The bill was then approved by the Senate on Friday, and the House was expected to give a final sign-off Friday night, bringing to a close one of the must-pass bills of the legislative session.
The conference committee negotiations between the House and Senate were tough, said Sen. Ann Cummings, chairwoman of the Senate Finance Committee, particularly around the interest and dividends question and the cloud tax issue.
“We did end up — after much walking, soul-searching and begging — to get a moratorium” that extends to July 2013, Cummings told lawmakers.
Cloud computing is defined in the bill as accessing “prewritten software run on underlying infrastructure that is not managed or controlled by the consumer.”
Essentially, instead of a business having computer infrastructure and software on-site, it can contract with another company that has the equipment and software and use those services over the Internet.
The debate over whether to tax cloud computing services was the biggest tax battle of the session as influential businesses lobbied to end the cloud tax.

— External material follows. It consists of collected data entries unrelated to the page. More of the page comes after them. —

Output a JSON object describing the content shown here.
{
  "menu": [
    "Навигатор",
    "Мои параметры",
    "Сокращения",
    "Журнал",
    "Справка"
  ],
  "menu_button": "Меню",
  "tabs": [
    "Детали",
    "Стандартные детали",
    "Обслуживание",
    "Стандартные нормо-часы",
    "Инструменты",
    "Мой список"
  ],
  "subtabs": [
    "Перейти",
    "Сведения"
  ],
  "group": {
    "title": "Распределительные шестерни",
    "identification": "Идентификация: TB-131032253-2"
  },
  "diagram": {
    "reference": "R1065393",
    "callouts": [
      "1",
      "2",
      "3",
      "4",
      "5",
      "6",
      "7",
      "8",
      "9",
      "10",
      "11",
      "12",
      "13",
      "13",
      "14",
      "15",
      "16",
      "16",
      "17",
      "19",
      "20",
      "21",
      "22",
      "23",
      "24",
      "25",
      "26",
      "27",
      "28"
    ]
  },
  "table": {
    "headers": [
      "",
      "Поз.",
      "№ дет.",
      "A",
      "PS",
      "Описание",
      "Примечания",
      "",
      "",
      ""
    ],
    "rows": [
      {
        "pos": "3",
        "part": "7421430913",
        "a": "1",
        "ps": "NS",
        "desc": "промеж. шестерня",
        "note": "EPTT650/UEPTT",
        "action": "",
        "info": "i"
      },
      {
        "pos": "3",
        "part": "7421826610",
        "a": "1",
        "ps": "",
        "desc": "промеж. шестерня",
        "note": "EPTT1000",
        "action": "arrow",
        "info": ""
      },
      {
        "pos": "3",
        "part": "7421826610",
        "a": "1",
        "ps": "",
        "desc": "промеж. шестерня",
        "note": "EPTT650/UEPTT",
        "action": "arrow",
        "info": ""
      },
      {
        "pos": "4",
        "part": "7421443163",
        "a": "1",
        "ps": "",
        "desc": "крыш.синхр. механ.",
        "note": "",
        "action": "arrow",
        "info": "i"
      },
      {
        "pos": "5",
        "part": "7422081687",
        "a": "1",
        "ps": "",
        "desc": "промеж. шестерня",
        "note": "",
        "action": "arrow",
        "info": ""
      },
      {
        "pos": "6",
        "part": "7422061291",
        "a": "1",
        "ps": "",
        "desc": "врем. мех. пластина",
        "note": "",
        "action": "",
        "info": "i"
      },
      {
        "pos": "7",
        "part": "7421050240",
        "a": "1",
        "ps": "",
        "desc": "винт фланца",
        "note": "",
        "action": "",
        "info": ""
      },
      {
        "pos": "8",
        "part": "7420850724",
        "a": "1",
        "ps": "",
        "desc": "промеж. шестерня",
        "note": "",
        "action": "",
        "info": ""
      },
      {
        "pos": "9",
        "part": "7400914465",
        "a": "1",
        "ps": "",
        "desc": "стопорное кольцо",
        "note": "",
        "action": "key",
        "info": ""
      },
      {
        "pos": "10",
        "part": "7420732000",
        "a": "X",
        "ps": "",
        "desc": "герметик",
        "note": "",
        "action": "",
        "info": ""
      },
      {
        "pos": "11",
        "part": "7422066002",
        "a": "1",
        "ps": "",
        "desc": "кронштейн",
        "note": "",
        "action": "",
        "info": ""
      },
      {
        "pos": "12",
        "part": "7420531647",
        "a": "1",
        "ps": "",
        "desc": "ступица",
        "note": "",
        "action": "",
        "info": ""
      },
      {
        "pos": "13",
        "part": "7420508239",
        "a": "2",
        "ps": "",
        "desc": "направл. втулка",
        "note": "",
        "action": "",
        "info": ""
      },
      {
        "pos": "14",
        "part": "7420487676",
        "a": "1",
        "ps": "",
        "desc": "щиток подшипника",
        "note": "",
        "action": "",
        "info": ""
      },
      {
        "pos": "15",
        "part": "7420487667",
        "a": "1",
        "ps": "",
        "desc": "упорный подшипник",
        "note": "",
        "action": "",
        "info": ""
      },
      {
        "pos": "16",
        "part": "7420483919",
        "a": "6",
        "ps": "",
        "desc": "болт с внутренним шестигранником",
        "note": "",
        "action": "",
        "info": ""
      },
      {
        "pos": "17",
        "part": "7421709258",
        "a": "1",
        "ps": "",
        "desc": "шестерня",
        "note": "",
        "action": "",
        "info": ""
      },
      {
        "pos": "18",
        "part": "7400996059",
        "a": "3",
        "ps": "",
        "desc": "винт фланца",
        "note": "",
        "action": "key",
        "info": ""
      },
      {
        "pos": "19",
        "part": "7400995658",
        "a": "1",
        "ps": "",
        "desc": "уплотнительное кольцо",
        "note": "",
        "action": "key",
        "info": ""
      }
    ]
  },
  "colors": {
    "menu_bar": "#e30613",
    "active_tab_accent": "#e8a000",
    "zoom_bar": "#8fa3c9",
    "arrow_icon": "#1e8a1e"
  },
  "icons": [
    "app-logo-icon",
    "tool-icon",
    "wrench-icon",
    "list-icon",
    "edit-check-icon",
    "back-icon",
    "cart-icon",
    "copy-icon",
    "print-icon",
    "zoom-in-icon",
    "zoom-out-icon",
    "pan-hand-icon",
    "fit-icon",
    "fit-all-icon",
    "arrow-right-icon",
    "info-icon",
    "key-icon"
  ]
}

Many senators and the Shumlin administration wanted to exempt the services completely, because they say taxing the services would hurt Vermont’s growing technology sector and other businesses that use the cloud. But House lawmakers resisted, saying there wasn’t a strong enough case for exempting cloud services from the sales tax.
The moratorium is a compromise deal that will give time for the Legislature to study whether cloud taxes will be assessed, meaning the battle over that specific tax isn’t over.
The moratorium goes from 2006 to July 2013, so businesses have a chance to recoup any taxes they paid.
The increase in the Vermont Yankee nuclear plant tax replaces revenue that has disappeared because as two agreements between the plant’s owner, Entergy Corp., and the state expired.
Vermont taxes interest and dividends twice for the purposes of determining whether property owners should be eligible for income sensitivity on their property taxes.
It’s done this way, said Cummings, to make it harder for wealthy people to use a system designed to protect low- and middle-income Vermonters.
But lawmakers heard complaints from retirees that the double counting unfairly hurt them, thus the exemption from the double-counting for property owners over 65.
Once the House approves the final version of the bill, it will go to the governor’s desk.